My finger hovered over the power button to turn off my Mac, but then I thought better of it and went back to the dating site one more time.
I scanned through my matches, looking for one in particular. Finding Val44, I took one more peek.
What the hell? Why not?
Plenty of people used sites like this.
I clicked the button beneath her profile to let her know I was interested.
“This place is so boring.”
I dragged the last of my sister’s bags into my apartment and grabbed a bottle of water from the fridge. It was pretty damn humid for almost the end of May.
“Manhattan? Is boring? That’s one I haven’t heard.”
Bella rolled her eyes. “I don’t mean Manhattan. I mean your apartment. What fun can I have staying with my brother?”
“Where else would you stay? Besides, you’re here for the summer, not forever.” Thank God for small things. Bella had been fourteen when our parents died five years ago. I’d never thought about not taking her in and becoming her guardian, even though I was only twenty at the time. But I’ll admit I was relieved when she’d decided to go away for college. Raising a fourteen-year-old was sure as hell easier than a nineteen-year-old.
“The summer house. I’ll go out to Montauk for the summer.”
“I can’t commute from there every day.”
“So? Who asked you to commute? I meant I would spend the summer out there, and you would spend the summer here.”
“Not happening.”
“Why not?”
“Because you’d be all alone, and there’s no security out there.”
“It’s Montauk. No one even locks their doors. We spent every summer out there growing up. Montauk is safer than Manhattan.”

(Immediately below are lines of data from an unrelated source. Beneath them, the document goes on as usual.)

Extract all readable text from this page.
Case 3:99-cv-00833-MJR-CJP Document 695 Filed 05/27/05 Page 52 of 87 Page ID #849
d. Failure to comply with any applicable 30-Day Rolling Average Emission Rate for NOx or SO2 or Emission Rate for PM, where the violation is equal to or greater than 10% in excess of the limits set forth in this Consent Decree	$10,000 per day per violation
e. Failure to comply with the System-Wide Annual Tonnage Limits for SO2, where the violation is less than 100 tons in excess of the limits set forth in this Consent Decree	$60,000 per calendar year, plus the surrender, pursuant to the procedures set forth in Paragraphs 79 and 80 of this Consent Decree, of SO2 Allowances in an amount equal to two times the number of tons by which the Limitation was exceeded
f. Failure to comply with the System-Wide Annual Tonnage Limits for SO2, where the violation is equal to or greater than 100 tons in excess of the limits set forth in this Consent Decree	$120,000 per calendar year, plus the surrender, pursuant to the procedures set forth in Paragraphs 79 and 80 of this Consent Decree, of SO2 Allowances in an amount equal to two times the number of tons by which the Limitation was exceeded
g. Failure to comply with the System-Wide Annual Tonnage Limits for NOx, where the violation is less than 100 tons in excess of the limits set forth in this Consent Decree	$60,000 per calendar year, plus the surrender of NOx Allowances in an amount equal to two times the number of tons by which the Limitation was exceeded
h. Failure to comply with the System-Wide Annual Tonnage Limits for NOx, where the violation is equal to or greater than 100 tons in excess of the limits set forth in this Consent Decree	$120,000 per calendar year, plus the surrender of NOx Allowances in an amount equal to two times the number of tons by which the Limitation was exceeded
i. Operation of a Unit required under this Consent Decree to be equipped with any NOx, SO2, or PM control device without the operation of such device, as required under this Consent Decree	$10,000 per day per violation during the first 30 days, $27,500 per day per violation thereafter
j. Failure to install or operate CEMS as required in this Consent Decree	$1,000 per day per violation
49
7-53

“How do I know you aren’t going to have wild parties?”
“So what if I do?”
“You’re nineteen, not twenty-one.”
She arched a brow. “And you never had a drink or threw a party until you were twenty-one?”
“That’s different.”
“How?”
“It just is.”
“God, Ford. When did you turn into Dad?”
Even if I had security installed at the beach house out east, I wasn’t sure it was a good place for Bella to be. Neither of us had been there since we lost Mom and Dad, and if there was anyplace in the world that was filled with memories of them, it was Montauk—Mom hosing down our feet in the outdoor shower, having breakfast with Dad on the back deck. Dad leaning in the doorway quietly, watching Mom dance to music in the kitchen. The way he smiled when he looked at her—that thought picked at a wound that had only just begun to heal.
When our accountant had suggested we rent out the place, I didn’t even entertain the idea. I’d rather take the loss on maintaining the property than let strangers into the house.
Bella would never be able to handle the stir of all those memories. Honestly, I wasn’t sure I could either. I should probably just put the place up for sale.
“Come on, Ford. You know, I don’t actually need your permission to go. I can grab the Jitney while you’re at work.”
Of course she was right. Bella was over eighteen and could go anywhere she wanted now. The only thing I held over her was the purse strings. I was her financial trustee until she was twenty-one.
“Maybe we can spend a weekend out there or something?” I said.
“You mean the two of us? Gee, how romantic. Sounds like a blast.”
I sighed. This was going to be one long-ass summer.